Kaum hatte man die Nachricht aus Nizza eingeordnet, brachte das Wochenende noch unglaublicheres Geschehen an die Öffentlichkeit: "Am Freitagabend verkündete das türkische Militär, die Macht im Land übernommen zu haben", lesen wir in der FRANKFURTER ALLGEMEINEN SONNTAGSZEITUNG. Und weiter: "Einige Stunden später meldete die Regierung, der Putschversuch sei beendet." Die FAS kommentiert: "Trotz der Unzufriedenheit mit dem Autokraten Erdogan stellten sich sämtliche Parteien und ein Großteil der Bevölkerung gegen den Anschlag auf die türkische Demokratie." Skeptisch geht es weiter: "Die Ereignisse der Nacht und Erdogans Reaktion zeigten aber auch, dass die Türkei sich in einen noch unfreieren Ort verwandeln wird."
Die FRANKFURTER ALLGEMEINE SONNTAGSZEITUNG druckt drei aktuelle Berichte und Einschätzungen der Ereignisse vom Wochenende.

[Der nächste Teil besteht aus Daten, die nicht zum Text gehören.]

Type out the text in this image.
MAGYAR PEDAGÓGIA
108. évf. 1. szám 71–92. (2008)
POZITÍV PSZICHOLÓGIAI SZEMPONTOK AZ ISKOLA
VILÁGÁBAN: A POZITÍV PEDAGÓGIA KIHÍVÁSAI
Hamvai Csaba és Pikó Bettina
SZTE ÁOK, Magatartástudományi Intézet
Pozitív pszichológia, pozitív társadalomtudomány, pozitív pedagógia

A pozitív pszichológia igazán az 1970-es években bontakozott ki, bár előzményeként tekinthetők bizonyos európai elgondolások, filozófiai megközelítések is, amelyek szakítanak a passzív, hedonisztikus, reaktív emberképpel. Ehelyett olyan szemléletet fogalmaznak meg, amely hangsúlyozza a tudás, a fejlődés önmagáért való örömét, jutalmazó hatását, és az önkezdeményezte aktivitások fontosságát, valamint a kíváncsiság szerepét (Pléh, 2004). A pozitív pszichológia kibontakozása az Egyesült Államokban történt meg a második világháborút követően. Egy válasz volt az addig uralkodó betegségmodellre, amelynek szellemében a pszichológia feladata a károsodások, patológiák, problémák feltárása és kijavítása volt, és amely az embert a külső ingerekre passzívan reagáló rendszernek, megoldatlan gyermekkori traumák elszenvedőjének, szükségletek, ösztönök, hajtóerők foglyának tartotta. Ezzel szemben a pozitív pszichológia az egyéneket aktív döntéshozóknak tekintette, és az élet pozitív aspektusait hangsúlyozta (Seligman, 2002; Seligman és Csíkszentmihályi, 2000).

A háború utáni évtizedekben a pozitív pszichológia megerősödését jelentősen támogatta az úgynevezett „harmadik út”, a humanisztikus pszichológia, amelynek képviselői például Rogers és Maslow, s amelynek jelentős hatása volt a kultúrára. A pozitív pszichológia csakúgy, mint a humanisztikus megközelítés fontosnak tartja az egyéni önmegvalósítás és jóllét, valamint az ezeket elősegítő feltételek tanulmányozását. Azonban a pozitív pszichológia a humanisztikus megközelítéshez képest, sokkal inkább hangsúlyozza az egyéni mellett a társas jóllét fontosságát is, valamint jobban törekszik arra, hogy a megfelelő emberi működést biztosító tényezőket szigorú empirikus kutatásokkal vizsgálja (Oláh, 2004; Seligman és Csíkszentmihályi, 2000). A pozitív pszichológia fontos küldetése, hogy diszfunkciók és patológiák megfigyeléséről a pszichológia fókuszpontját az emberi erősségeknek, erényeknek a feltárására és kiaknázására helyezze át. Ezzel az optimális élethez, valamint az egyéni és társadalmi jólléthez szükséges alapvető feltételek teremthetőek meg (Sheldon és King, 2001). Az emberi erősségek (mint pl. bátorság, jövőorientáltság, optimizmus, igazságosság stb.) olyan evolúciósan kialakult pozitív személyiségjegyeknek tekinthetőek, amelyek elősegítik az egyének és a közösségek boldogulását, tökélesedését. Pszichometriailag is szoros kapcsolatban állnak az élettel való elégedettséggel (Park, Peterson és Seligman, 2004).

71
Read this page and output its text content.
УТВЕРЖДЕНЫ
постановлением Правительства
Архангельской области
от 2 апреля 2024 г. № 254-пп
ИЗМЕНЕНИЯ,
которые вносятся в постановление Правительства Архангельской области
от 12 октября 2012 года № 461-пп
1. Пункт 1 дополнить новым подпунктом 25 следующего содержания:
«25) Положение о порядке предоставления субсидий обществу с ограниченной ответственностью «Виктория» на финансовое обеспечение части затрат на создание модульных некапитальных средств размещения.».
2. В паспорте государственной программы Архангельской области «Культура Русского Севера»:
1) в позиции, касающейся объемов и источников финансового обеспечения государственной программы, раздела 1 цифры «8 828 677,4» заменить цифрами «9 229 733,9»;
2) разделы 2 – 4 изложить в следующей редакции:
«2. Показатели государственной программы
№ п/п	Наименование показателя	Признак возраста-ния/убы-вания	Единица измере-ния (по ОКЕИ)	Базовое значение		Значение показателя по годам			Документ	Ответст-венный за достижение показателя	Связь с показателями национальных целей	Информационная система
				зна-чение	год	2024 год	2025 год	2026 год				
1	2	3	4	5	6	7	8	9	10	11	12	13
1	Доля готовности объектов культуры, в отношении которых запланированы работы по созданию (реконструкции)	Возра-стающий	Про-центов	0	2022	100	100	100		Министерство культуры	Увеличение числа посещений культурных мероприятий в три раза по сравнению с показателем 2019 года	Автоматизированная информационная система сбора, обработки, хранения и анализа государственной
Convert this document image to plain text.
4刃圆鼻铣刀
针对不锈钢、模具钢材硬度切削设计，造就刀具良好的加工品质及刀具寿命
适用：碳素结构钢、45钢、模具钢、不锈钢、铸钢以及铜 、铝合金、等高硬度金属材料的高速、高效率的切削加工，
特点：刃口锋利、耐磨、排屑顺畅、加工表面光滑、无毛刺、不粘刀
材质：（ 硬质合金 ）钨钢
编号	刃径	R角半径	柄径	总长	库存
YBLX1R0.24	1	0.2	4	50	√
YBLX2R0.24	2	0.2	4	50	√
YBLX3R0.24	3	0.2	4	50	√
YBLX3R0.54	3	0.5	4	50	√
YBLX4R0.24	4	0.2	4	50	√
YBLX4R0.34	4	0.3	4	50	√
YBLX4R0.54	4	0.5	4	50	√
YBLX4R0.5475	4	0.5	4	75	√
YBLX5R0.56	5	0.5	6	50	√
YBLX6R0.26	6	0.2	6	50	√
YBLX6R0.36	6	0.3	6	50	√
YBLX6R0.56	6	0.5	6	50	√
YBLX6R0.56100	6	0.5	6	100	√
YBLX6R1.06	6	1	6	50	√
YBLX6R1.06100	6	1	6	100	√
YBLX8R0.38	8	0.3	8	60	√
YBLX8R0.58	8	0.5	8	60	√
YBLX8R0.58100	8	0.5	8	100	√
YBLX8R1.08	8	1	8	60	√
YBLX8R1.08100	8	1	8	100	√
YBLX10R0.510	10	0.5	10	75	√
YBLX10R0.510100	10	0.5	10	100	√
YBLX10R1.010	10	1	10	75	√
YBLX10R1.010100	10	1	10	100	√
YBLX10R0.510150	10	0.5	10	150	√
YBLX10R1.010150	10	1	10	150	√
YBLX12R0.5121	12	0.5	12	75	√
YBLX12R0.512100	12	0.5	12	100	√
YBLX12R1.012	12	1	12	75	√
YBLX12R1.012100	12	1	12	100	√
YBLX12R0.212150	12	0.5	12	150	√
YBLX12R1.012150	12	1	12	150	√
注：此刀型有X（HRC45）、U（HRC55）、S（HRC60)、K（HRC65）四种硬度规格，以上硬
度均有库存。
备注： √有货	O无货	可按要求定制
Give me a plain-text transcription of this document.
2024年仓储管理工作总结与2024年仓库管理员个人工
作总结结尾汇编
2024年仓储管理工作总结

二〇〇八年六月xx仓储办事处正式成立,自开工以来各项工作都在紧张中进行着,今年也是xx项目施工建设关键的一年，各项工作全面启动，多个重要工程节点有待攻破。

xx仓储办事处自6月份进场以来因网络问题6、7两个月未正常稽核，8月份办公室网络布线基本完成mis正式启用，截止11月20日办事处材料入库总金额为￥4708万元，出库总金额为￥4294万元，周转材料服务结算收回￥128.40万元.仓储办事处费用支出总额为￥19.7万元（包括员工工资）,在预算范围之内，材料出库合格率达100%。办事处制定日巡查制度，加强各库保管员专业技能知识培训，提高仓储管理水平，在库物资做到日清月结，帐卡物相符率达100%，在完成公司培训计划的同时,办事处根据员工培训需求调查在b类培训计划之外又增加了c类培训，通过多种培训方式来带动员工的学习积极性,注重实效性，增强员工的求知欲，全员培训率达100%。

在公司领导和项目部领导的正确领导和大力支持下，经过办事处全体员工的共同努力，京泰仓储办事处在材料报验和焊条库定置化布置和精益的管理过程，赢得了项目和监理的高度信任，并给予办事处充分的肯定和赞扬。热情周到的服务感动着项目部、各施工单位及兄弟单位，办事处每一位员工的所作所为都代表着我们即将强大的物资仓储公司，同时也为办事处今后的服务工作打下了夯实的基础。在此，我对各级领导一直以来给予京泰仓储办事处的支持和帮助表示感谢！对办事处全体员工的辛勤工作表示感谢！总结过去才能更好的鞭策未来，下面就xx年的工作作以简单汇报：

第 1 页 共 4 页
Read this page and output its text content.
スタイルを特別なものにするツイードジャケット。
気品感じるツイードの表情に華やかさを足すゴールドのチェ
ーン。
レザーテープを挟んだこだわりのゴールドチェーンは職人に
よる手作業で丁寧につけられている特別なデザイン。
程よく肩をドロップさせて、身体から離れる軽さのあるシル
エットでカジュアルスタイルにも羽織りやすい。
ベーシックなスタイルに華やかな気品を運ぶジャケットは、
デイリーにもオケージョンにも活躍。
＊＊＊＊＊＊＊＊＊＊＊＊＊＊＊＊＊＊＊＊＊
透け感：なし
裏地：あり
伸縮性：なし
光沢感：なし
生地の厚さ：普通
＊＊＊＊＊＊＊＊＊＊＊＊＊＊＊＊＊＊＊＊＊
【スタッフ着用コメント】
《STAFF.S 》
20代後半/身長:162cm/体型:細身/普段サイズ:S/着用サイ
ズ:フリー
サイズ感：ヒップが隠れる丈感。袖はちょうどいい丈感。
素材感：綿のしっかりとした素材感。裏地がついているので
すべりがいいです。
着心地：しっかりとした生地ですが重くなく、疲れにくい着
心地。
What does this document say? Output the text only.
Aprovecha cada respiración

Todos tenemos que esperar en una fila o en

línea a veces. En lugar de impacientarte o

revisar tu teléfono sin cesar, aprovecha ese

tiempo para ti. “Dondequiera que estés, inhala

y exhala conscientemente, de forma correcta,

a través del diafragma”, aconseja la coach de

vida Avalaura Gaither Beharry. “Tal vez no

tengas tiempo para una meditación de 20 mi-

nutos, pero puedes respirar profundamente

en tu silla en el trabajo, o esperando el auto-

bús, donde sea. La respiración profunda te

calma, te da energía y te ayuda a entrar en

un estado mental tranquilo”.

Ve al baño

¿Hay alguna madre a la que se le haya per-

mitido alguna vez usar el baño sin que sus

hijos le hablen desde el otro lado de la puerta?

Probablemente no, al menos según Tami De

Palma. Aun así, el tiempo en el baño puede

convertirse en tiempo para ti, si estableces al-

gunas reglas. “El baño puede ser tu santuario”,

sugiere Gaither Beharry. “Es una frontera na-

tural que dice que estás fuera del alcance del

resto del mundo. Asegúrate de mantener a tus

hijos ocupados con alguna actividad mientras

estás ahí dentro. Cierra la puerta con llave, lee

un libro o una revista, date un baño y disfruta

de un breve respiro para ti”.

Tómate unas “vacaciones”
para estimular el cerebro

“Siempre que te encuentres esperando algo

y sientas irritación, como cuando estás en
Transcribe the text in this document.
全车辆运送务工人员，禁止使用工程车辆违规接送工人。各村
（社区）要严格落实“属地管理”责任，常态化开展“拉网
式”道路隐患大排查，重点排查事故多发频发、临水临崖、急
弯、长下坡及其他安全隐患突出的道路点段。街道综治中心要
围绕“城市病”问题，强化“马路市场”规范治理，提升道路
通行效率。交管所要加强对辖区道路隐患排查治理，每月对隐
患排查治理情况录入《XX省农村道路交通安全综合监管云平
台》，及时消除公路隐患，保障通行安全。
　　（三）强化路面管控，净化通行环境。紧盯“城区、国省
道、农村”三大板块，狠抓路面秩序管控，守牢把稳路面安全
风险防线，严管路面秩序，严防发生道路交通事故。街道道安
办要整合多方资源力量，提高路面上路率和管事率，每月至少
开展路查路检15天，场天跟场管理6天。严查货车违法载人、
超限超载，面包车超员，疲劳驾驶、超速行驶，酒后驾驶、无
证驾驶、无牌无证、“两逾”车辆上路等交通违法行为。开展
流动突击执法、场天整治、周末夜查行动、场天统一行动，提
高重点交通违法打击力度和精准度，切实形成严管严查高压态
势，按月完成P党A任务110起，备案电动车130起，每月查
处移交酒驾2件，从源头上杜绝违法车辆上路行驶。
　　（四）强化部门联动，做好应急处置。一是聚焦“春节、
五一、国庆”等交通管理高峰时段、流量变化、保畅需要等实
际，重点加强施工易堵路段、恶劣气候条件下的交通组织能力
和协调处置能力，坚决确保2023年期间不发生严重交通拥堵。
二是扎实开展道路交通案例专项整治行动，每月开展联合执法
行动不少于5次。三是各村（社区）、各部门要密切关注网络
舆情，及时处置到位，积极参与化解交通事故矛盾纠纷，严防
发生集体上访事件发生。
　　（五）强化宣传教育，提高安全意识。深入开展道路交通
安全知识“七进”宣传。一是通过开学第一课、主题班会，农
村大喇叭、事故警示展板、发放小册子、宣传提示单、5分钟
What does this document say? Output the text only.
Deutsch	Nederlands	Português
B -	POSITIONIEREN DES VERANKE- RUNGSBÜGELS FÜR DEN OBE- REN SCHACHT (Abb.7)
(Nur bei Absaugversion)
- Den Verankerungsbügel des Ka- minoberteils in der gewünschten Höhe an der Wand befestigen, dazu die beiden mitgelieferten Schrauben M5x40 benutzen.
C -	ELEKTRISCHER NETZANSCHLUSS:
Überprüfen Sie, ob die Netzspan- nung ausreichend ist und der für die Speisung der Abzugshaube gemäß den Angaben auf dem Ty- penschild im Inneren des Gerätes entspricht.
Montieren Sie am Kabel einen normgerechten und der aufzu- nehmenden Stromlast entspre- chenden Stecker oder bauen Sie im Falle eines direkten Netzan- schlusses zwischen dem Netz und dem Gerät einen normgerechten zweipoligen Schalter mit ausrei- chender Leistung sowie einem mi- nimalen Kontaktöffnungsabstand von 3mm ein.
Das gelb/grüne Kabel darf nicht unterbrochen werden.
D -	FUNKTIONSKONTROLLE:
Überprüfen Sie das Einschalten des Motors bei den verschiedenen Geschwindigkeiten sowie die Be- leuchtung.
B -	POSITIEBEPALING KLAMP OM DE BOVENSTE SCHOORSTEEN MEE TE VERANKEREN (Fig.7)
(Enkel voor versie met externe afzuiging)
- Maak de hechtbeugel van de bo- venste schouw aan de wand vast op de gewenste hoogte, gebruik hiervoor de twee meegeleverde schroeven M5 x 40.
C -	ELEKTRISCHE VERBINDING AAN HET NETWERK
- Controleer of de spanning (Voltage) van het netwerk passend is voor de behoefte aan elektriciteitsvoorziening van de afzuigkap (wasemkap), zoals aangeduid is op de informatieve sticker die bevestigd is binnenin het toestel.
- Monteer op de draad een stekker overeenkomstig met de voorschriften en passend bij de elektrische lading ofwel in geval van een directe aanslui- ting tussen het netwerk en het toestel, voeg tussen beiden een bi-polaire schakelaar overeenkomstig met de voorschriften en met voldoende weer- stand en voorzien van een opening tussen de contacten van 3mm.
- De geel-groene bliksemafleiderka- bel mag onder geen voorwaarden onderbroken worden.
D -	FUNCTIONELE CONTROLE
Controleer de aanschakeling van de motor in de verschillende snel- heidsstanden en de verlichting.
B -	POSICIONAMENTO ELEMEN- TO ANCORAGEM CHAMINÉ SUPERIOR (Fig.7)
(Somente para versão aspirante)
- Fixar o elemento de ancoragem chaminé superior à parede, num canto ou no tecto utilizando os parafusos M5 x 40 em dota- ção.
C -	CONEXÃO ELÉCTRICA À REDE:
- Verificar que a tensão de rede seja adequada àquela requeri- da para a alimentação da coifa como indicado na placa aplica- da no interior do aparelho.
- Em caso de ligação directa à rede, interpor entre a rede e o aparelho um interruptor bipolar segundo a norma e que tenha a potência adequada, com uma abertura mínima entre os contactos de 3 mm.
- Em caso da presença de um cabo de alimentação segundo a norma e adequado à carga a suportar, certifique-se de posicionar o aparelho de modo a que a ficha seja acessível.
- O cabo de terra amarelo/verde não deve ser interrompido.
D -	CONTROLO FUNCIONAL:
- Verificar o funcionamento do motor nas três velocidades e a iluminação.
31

Einer stammt vom Chefredakteur der türkischen Zeitung "Cumhuriyet", Can Dündar. Er meldet seine Zweifel am Geschehen rund um den jüngsten Putschversuch an und empfiehlt, die Ereignisse genau zu betrachten: "Wieder Militär, wieder 'Schutz der Demokratie, Verhinderung der Rückständigkeit' als Motiv, ... wieder wurde ein Putsch angezettelt, der die schwache Demokratie des Landes vollständig aussetzt. Wieder sind die Gewinner die Vertreter vom politischen Islam. Der laienhaft inszenierte nächtliche Putsch wurde mit Erdogans Aufruf an die Bevölkerung, auf die Straße zu gehen, ohne weiteres weggefegt. Gegen Morgen erklärte Erdogan seinen Sieg zur 'Heldentat der Demokratie'." Dündars Argumentation ist glasklar: "In einer Zeit, da Erdogan die Demokratie im Land schon seit langem ausgesetzt hat, ... eine Zeit, in der er auf dem Sprung ist, als Alleinherrscher Präsident in einem Präsidialsystem zu werden, spielte der kümmerliche Putschversuch ihm die Gelegenheit zu, auf die er längst gewartet hat." Dündars Blick in die Zukunft verrät wenig Gutes: "Es ist abzusehen, dass Erdogan diese Gelegenheit meisterhaft nutzen wird, den Prozess gegen die Putschisten wird er zu einer Machtdemonstration ummünzen, in naher Zukunft Wahlen ansetzen und wiederum gestärkt an die Spitze des Präsidialsystems rücken. Was für eine Chance für ihn, der das Land seit langem wie trunken von der eigenen Macht regiert!"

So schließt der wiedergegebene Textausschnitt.